Pengontrolan Masyarakat
Kesatuan opini umum yang didasarkan pada Islam dengan standar syariat, sehingga masyarakat bisa menjadi pengingat penguasa, menolak diplomasi yang merugikan umat, serta mengarahkan kebijakan politik luar negeri agar sejalan dengan syariat Islam. Ini adalah bentuk amar ma’ruf nahi mungkar yang berskala sosial-politik.
Kepemimpinan Negara dengan Syariat
Kesadaran individu dan gerakan masyarakat ini tidak akan cukup jika tidak bermuara pada institusi negara yang benar-benar menerapkan syariat Islam secara total. Negara yang berbasis Islam-lah yang akan menetapkan kebijakan Islamofobik dibalas tegas, bukan disambut dengan kerja sama. Dimana martabat umat Islam akan dikembalikan dalam konstelasi dunia, sebagaimana pada masa Khalifah Harun ar-Rasyid yang berkata kepada Raja Romawi, “Kepada anjing-anjing kalian saja aku tak akan mengizinkan penghinaan terhadap Rasulku!” Dan ketika Spanyol, Inggris, atau Prancis menjajah negeri Muslim, Negara Islam-lah yang melawan dan mengusir mereka.

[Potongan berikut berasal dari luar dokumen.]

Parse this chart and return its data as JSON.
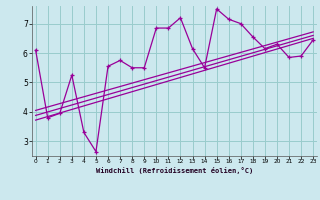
{
  "xlabel": "Windchill (Refroidissement éolien,°C)",
  "bg_color": "#cce8ee",
  "grid_color": "#99cccc",
  "line_color": "#990099",
  "x_main": [
    0,
    1,
    2,
    3,
    4,
    5,
    6,
    7,
    8,
    9,
    10,
    11,
    12,
    13,
    14,
    15,
    16,
    17,
    18,
    19,
    20,
    21,
    22,
    23
  ],
  "y_main": [
    6.1,
    3.8,
    3.95,
    5.25,
    3.3,
    2.65,
    5.55,
    5.75,
    5.5,
    5.5,
    6.85,
    6.85,
    7.2,
    6.15,
    5.5,
    7.5,
    7.15,
    7.0,
    6.55,
    6.15,
    6.3,
    5.85,
    5.9,
    6.45
  ],
  "reg_lines": [
    {
      "x0": 0,
      "y0": 3.72,
      "x1": 23,
      "y1": 6.5
    },
    {
      "x0": 0,
      "y0": 3.88,
      "x1": 23,
      "y1": 6.6
    },
    {
      "x0": 0,
      "y0": 4.05,
      "x1": 23,
      "y1": 6.72
    }
  ],
  "xlim": [
    -0.3,
    23.3
  ],
  "ylim": [
    2.5,
    7.6
  ],
  "yticks": [
    3,
    4,
    5,
    6,
    7
  ],
  "xticks": [
    0,
    1,
    2,
    3,
    4,
    5,
    6,
    7,
    8,
    9,
    10,
    11,
    12,
    13,
    14,
    15,
    16,
    17,
    18,
    19,
    20,
    21,
    22,
    23
  ]
}
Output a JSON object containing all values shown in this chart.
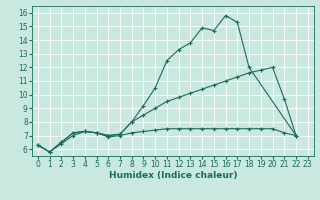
{
  "xlabel": "Humidex (Indice chaleur)",
  "bg_color": "#c8e8e0",
  "grid_color": "#ffffff",
  "line_color": "#1a6b5a",
  "xlim": [
    -0.5,
    23.5
  ],
  "ylim": [
    5.5,
    16.5
  ],
  "xticks": [
    0,
    1,
    2,
    3,
    4,
    5,
    6,
    7,
    8,
    9,
    10,
    11,
    12,
    13,
    14,
    15,
    16,
    17,
    18,
    19,
    20,
    21,
    22,
    23
  ],
  "yticks": [
    6,
    7,
    8,
    9,
    10,
    11,
    12,
    13,
    14,
    15,
    16
  ],
  "line1_x": [
    0,
    1,
    2,
    3,
    4,
    5,
    6,
    7,
    8,
    9,
    10,
    11,
    12,
    13,
    14,
    15,
    16,
    17,
    18,
    22
  ],
  "line1_y": [
    6.3,
    5.8,
    6.5,
    7.2,
    7.3,
    7.2,
    7.0,
    7.1,
    8.0,
    9.2,
    10.5,
    12.5,
    13.3,
    13.8,
    14.9,
    14.7,
    15.8,
    15.3,
    12.0,
    7.0
  ],
  "line2_x": [
    0,
    1,
    2,
    3,
    4,
    5,
    6,
    7,
    8,
    9,
    10,
    11,
    12,
    13,
    14,
    15,
    16,
    17,
    18,
    19,
    20,
    21,
    22
  ],
  "line2_y": [
    6.3,
    5.8,
    6.5,
    7.2,
    7.3,
    7.2,
    7.0,
    7.1,
    8.0,
    8.5,
    9.0,
    9.5,
    9.8,
    10.1,
    10.4,
    10.7,
    11.0,
    11.3,
    11.6,
    11.8,
    12.0,
    9.7,
    7.0
  ],
  "line3_x": [
    0,
    1,
    2,
    3,
    4,
    5,
    6,
    7,
    8,
    9,
    10,
    11,
    12,
    13,
    14,
    15,
    16,
    17,
    18,
    19,
    20,
    21,
    22
  ],
  "line3_y": [
    6.3,
    5.8,
    6.4,
    7.0,
    7.3,
    7.2,
    6.9,
    7.0,
    7.2,
    7.3,
    7.4,
    7.5,
    7.5,
    7.5,
    7.5,
    7.5,
    7.5,
    7.5,
    7.5,
    7.5,
    7.5,
    7.2,
    7.0
  ]
}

Bukan Sekadar Harapan, Tapi Ini Kebutuhan
Umat sudah sangat lama menderita akibat dominasi asing, kolonialisme gaya baru, dan penguasa yang lebih tunduk kepada Barat ketimbang syariat Allah. Selama sistem saat ini sekularisme masih menjadi dasar berpikir dan bertindak, maka hinaan seperti ini terhadap Islam akan terus dibiarkan, dan kerja sama dengan negara penjajah akan terus dirayakan.
Pertanyaan “Mengapa Macron disambut?” harus diubah menjadi “Mengapa kita belum memiliki pemimpin yang membela Islam secara ideologis?” karna, kita belum memiliki negara Islam, sekarang sudah saatnya kita memperjuangkan kembali tegaknya Khilafah ‘ala minhaj an-nubuwwah sebagai negara Islam yang bukan hanya menjaga umat, tapi juga memimpin dunia dalam keadilan dan kemuliaan umat.